Tuesday, 11 October 2022: 11:20
Room 219 (The Hilton Atlanta)
High voltage (e.g., LNMO) and high capacity (e.g., NMC) cathode materials are highly desirable for achieving high energy density batteries. However, most of these cathode materials participate in parasitic reactions with electrolyte components. These reactions decrease the cyclic stability and capacity of these cathode materials, and thus lower their attractiveness. These parasitic reactions can be minimized by applying a thin coating of oxide materials such as silica or zirconia. Silica coating on cathode materials is highly desirable because of its low cost and high electrochemical stability. Several methods including ball milling of silica particles with cathode powder, sol-gel deposition of silica using protic solvents (e.g., ethanol and ammonium hydroxide) has been explored. However these methods have their own limitations, for example, ball milling based method provides incomplete coating formation, and the use of protic solvents such as ethanol and ammonium hydroxide in sol-gel silica deposition results in leaching of Li+ ions out of the cathode materials. Leaching of Li+ out of cathode particles results in lowered capacity of coated cathode materials. Therefore obtained coated cathode materials generally have a lower capacity than the uncoated cathode materials.
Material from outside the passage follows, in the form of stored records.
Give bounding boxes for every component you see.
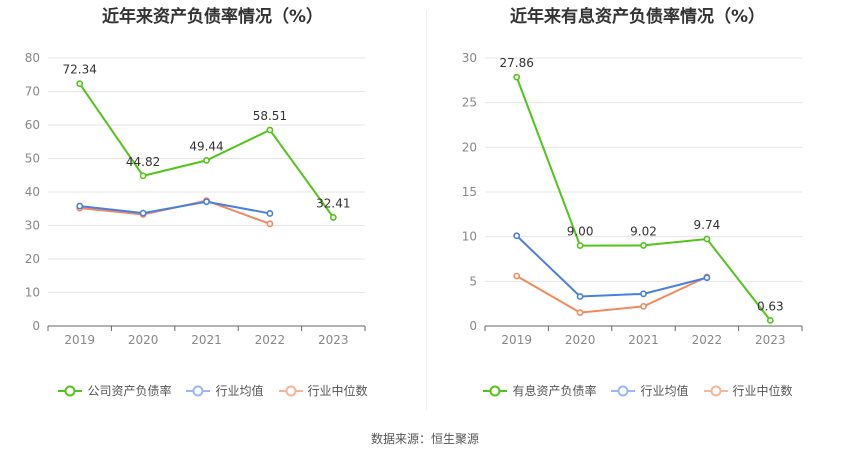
data-point xyxy=(703,235,711,243)
x-tick-label: 2023 xyxy=(755,333,786,347)
data-label: 32.41 xyxy=(316,196,350,210)
chart-title: 近年来有息资产负债率情况（%） xyxy=(509,7,766,27)
data-point xyxy=(513,73,521,81)
data-point xyxy=(139,172,147,180)
data-point xyxy=(266,220,274,228)
data-point xyxy=(703,274,711,282)
legend-marker xyxy=(617,385,629,396)
data-label: 49.44 xyxy=(189,139,223,153)
data-point xyxy=(576,309,584,316)
legend-label: 公司资产负债率 xyxy=(87,384,172,398)
data-point xyxy=(329,214,337,221)
legend-item[interactable]: 行业中位数 xyxy=(278,382,368,399)
y-tick-label: 25 xyxy=(462,96,477,110)
legend-swatch-icon xyxy=(186,385,211,396)
legend-swatch-icon xyxy=(611,385,636,396)
legend-item[interactable]: 行业均值 xyxy=(185,382,264,399)
panel-divider xyxy=(426,10,427,410)
y-tick-label: 50 xyxy=(25,152,40,166)
chart-left: 近年来资产负债率情况（%） 0 10 20 30 40 50 60 70 80 2019 2020 2… xyxy=(0,0,425,420)
data-point xyxy=(640,290,647,298)
x-tick-label: 2021 xyxy=(628,333,659,347)
chart-right: 近年来有息资产负债率情况（%） 0 5 10 15 20 25 30 2019 2020 2021… xyxy=(425,0,850,420)
x-tick-label: 2022 xyxy=(692,333,723,347)
x-tick-label: 2019 xyxy=(64,333,95,347)
y-tick-label: 5 xyxy=(469,274,477,288)
chart-legend: 有息资产负债率 行业均值 行业中位数 xyxy=(425,382,850,399)
x-tick-label: 2020 xyxy=(128,333,159,347)
y-tick-label: 0 xyxy=(32,319,40,333)
y-tick-label: 80 xyxy=(25,51,40,65)
y-tick-label: 60 xyxy=(25,118,40,132)
data-label: 44.82 xyxy=(126,155,160,169)
y-tick-label: 0 xyxy=(469,319,477,333)
legend-swatch-icon xyxy=(483,385,508,396)
legend-label: 行业均值 xyxy=(215,384,264,398)
legend-swatch-icon xyxy=(278,385,303,396)
y-tick-label: 20 xyxy=(25,252,40,266)
x-tick-label: 2022 xyxy=(255,333,286,347)
y-tick-label: 10 xyxy=(25,286,40,300)
x-tick-label: 2023 xyxy=(318,333,349,347)
series-line xyxy=(79,199,271,225)
legend-marker xyxy=(710,385,721,396)
legend-swatch-icon xyxy=(703,385,728,396)
series-line xyxy=(515,76,772,321)
data-label: 72.34 xyxy=(63,63,97,77)
data-label: 9.00 xyxy=(567,225,594,239)
data-point xyxy=(266,126,274,134)
data-point xyxy=(139,209,147,217)
data-label: 27.86 xyxy=(500,56,534,70)
chart-plot: 0 10 20 30 40 50 60 70 80 2019 2020 2021 2022 2023 72.… xyxy=(25,51,366,347)
x-tick-label: 2020 xyxy=(565,333,596,347)
legend-label: 有息资产负债率 xyxy=(512,384,597,398)
y-tick-label: 20 xyxy=(462,140,477,154)
data-label: 58.51 xyxy=(253,109,287,123)
data-point xyxy=(640,242,647,249)
chart-title: 近年来资产负债率情况（%） xyxy=(101,7,324,27)
y-tick-label: 40 xyxy=(25,185,40,199)
y-tick-label: 70 xyxy=(25,85,40,99)
series-line xyxy=(79,200,271,215)
data-label: 9.02 xyxy=(630,224,657,238)
x-tick-label: 2021 xyxy=(191,333,222,347)
data-point xyxy=(513,272,521,280)
data-point xyxy=(640,302,647,310)
legend-marker xyxy=(192,385,204,396)
data-label: 9.74 xyxy=(694,218,721,232)
y-tick-label: 10 xyxy=(462,230,477,244)
legend-label: 行业中位数 xyxy=(307,384,368,398)
data-source: 数据来源：恒生聚源 xyxy=(370,432,479,446)
legend-item[interactable]: 行业均值 xyxy=(610,382,689,399)
data-point xyxy=(576,293,584,300)
legend-marker xyxy=(64,385,76,396)
legend-item[interactable]: 有息资产负债率 xyxy=(482,382,596,399)
data-point xyxy=(203,156,210,164)
y-tick-label: 30 xyxy=(462,51,477,65)
legend-swatch-icon xyxy=(58,385,83,396)
data-point xyxy=(766,316,774,324)
y-tick-label: 15 xyxy=(462,185,477,199)
chart-plot: 0 5 10 15 20 25 30 2019 2020 2021 2022 2023 27.86 9.0… xyxy=(462,51,803,347)
data-point xyxy=(203,198,210,206)
series-line xyxy=(516,235,708,298)
data-point xyxy=(76,80,84,88)
data-point xyxy=(576,242,584,249)
series-line xyxy=(516,275,708,314)
legend-marker xyxy=(285,385,296,396)
data-point xyxy=(266,210,274,217)
legend-item[interactable]: 公司资产负债率 xyxy=(57,382,171,399)
legend-item[interactable]: 行业中位数 xyxy=(703,382,793,399)
data-point xyxy=(513,232,521,240)
legend-label: 行业中位数 xyxy=(732,384,793,398)
data-point xyxy=(76,202,84,210)
legend-label: 行业均值 xyxy=(640,384,689,398)
y-tick-label: 30 xyxy=(25,219,40,233)
chart-legend: 公司资产负债率 行业均值 行业中位数 xyxy=(0,382,425,399)
data-label: 0.63 xyxy=(757,299,784,313)
legend-marker xyxy=(489,385,501,396)
x-tick-label: 2019 xyxy=(501,333,532,347)
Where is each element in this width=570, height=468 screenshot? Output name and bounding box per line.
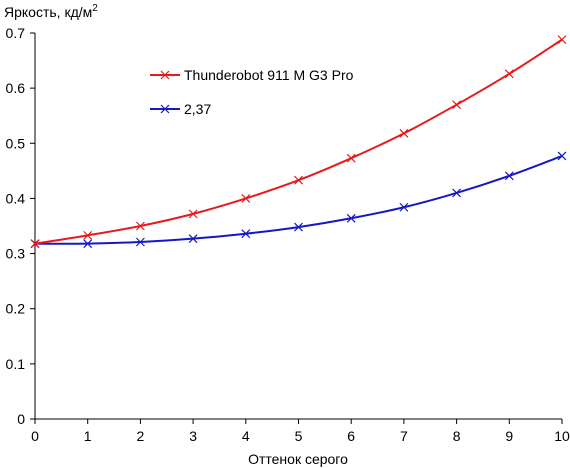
series-1-point-stroke-b <box>135 237 145 247</box>
series-0-point-stroke-b <box>188 209 198 219</box>
series-1-point-stroke-b <box>504 171 514 181</box>
x-tick-label: 9 <box>505 428 513 444</box>
y-tick-label: 0 <box>17 411 25 427</box>
y-tick-label: 0.2 <box>6 301 26 317</box>
legend-marker-0 <box>160 70 170 80</box>
series-0-point <box>30 239 40 249</box>
svg-text:Яркость, кд/м2: Яркость, кд/м2 <box>4 3 98 20</box>
series-0-point <box>241 194 251 203</box>
x-tick-label: 4 <box>242 428 250 444</box>
series-0-point <box>83 230 93 240</box>
x-tick-label: 2 <box>137 428 145 444</box>
series-1-point-stroke-b <box>83 239 93 249</box>
series-0-point-stroke-b <box>83 230 93 240</box>
series-0-point-stroke-b <box>557 35 567 45</box>
plot-area: 0 0.1 0.2 0.3 0.4 0.5 0.6 0.7 0 1 2 3 4 5 6 7 8 9 10 <box>6 25 570 444</box>
legend-marker-1-stroke-b <box>160 104 170 114</box>
legend-label-1: 2,37 <box>184 101 211 117</box>
series-0-point-stroke-b <box>504 69 514 79</box>
series-1-point-stroke-b <box>188 234 198 244</box>
x-tick-label: 0 <box>31 428 39 444</box>
legend-marker-1 <box>160 104 170 114</box>
series-0-point <box>346 153 356 163</box>
y-tick-label: 0.1 <box>6 356 26 372</box>
series-1-point <box>135 237 145 247</box>
x-tick-label: 3 <box>189 428 197 444</box>
y-axis-title-superscript: 2 <box>92 3 98 14</box>
series-0-point <box>399 128 409 138</box>
y-tick-label: 0.7 <box>6 25 26 41</box>
series-0-point <box>504 69 514 79</box>
series-0-point-stroke-b <box>135 221 145 231</box>
series-1-point <box>294 222 303 232</box>
series-0-point-stroke-b <box>452 100 462 110</box>
series-1-point <box>557 151 567 161</box>
series-1-point <box>346 213 356 223</box>
series-0-point <box>135 221 145 231</box>
y-axis-title: Яркость, кд/м2 <box>4 3 98 20</box>
series-1-point <box>504 171 514 181</box>
series-0-point-stroke-b <box>399 128 409 138</box>
series-1-point <box>83 239 93 249</box>
series-1-point-stroke-b <box>452 188 462 198</box>
series-1-point <box>241 229 251 239</box>
y-tick-label: 0.5 <box>6 135 26 151</box>
y-tick-label: 0.6 <box>6 80 26 96</box>
series-0-point-stroke-b <box>294 175 303 185</box>
x-tick-label: 8 <box>453 428 461 444</box>
x-axis-title: Оттенок серого <box>248 451 348 467</box>
series-1-point-stroke-b <box>399 202 409 212</box>
series-0-point-stroke-b <box>30 239 40 249</box>
x-tick-label: 1 <box>84 428 92 444</box>
x-tick-label: 10 <box>554 428 570 444</box>
series-0-point <box>188 209 198 219</box>
series-1-point <box>399 202 409 212</box>
series-1-point <box>188 234 198 244</box>
x-tick-label: 7 <box>400 428 408 444</box>
series-0-point-stroke-b <box>241 194 251 203</box>
series-1-point-stroke-b <box>294 222 303 232</box>
series-0-point <box>452 100 462 110</box>
legend-label-0: Thunderobot 911 M G3 Pro <box>184 67 354 83</box>
series-1-point-stroke-b <box>241 229 251 239</box>
y-tick-label: 0.3 <box>6 246 26 262</box>
y-tick-label: 0.4 <box>6 190 26 206</box>
series-0-point <box>557 35 567 45</box>
series-1-point-stroke-b <box>346 213 356 223</box>
x-tick-label: 5 <box>295 428 303 444</box>
series-1-point-stroke-b <box>557 151 567 161</box>
series-0-point <box>294 175 303 185</box>
series-1-point <box>452 188 462 198</box>
series-0-point-stroke-b <box>346 153 356 163</box>
y-axis-title-main: Яркость, кд/м <box>4 4 92 20</box>
x-tick-label: 6 <box>347 428 355 444</box>
legend: Thunderobot 911 M G3 Pro 2,37 <box>150 67 354 117</box>
legend-marker-0-stroke-b <box>160 70 170 80</box>
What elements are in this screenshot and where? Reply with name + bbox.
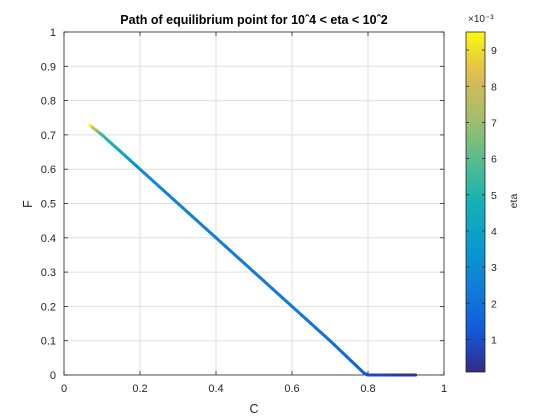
data-point: [176, 202, 180, 205]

Therefore, there is a need of a low cost method that provides a uniform coating but without leaching out the Li+ ions or compromising with the mechanical integrity of the cathode particles.
In the present work, we demonstrate a low cost and scalable method that provides very thin coatings of oxide materials but without compromising with the capacity and mechanical properties of the cathode material. Coating presence was confirmed by using transmission electron microscope (TEM), energy dispersive X-rays (EDX), and X-ray photoelectron spectroscopy (XPS). Preliminary, results showed that the cells having coated cathodes have better cyclic stability when compared to the cells made of uncoated cathode materials.
This research is funded by DOE’s Vehicle Technologies Office by Program Manager Dr. Changwon Suh.